In January 2021, in one of his first acts as President, Joseph R. Biden wrote a letter to rejoin the Paris Climate Agreement (Biden, 2021). President Biden followed this action with Executive Order 14008 (2021), which lays out a bold vision for addressing both climate change and environmental justice issues:

It is the policy of my Administration to organize and deploy the full capacity of its agencies to combat the climate crisis to implement a Government-wide approach that reduces climate pollution in every sector of the economy; increases resilience to the impacts of climate change; protects public health; conserves our lands, waters, and biodiversity; delivers environmental justice; and spurs well-paying union jobs and economic growth, especially through innovation, commercialization, and deployment of clean energy technologies and infrastructure.

Importantly, Biden notes, “Successfully meeting these challenges will require the Federal Government to pursue such a coordinated approach from planning to implementation, coupled with substantive engagement by stakeholders, including State, local, and Tribal governments.” The timing of these actions was crucial since the sixth IPCC report was issued in August 2021 which noted, “It is unequivocal that human influence has warmed the atmosphere, ocean, and land. Widespread and rapid changes in the atmosphere, ocean, cryosphere, and biosphere have occurred (IPCC, 2021, p. 5).” In November 2021, COP 26 was held in Glasgow which affirmed four pillars of climate action: adaptation, finance, and mitigation, and collaboration and kept the goal of limiting climate change to 1.5 °C within reach (UNFCCC, 2021). The Glasgow Climate Pact was agreed to by 200 countries in attendance and the rulebook for the Paris Climate Agreement was finalized, which includes the norms for establishing carbon markets (UNFCCC, 2021).

While a full history of ecojustice, environmental justice, sustainability, and their intersections with climate justice would take a volume of its own, this select history of key events and ideas in these movements makes clear the need to develop more comprehensive and just approaches to economic, ecological, and social development. Ecojustice emphasizes the role of just participation in decision-making and free, prior, informed consent, as well as repairing the ecological harms and disparate health effects of economic development and pollution on the communities that have been impacted. History shows that these communities are predominantly Black, Latinx, Indigenous, and low-income. Environmental justice focuses on rules, regulations, and laws, but history also shows that litigation can be a slow, incremental approach to ensuring just outcomes and mitigating environmental justice issues. Sustainability brings forward the ideas of ecological conservation, preservation, and restoration as necessary aspects of economic development.
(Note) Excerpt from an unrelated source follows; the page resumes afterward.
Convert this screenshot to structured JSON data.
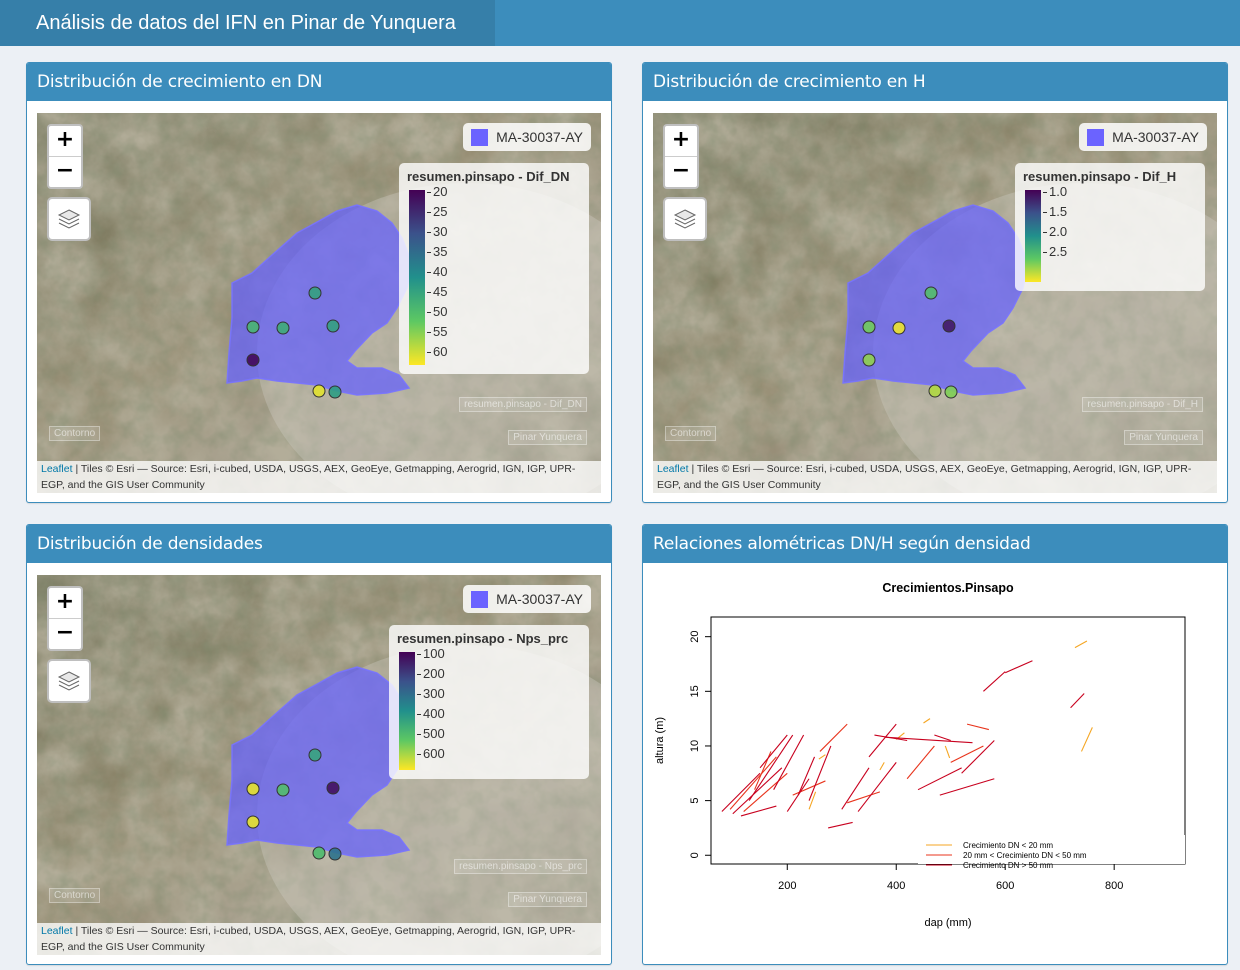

Furthermore, sustainability comprises both a process and a goal that communities and nations have to engage in and work towards (NRC, 2011). Increasingly, sustainability acknowledges the need to balance economic growth with planetary limits in mind with respect to energy, sustainable design and green building, urbanization, transportation, higher education and research, business and finance, as well as equality, democracy, social justice, and well-being (Caradonna, 2014). Indigenous framing and values make it clear that we must consider the seventh generation as we plan for the present (Gilio-Whitaker, 2019).

The COP 26 agreements provide signs of hope that, together, we will become more climate-resilient and build towards a more sustainable and just future. Furthermore, they position ecojustice and Indigenous environmental justice as frameworks that have the potential to bring together concerns for social and environmental justice, including ecological sustainability; social and economic justice; inclusive, healthy, and safe communities; enough food; and potable water in ways that affirm the interdependence and relatedness of all people and all kinds of biodiversity.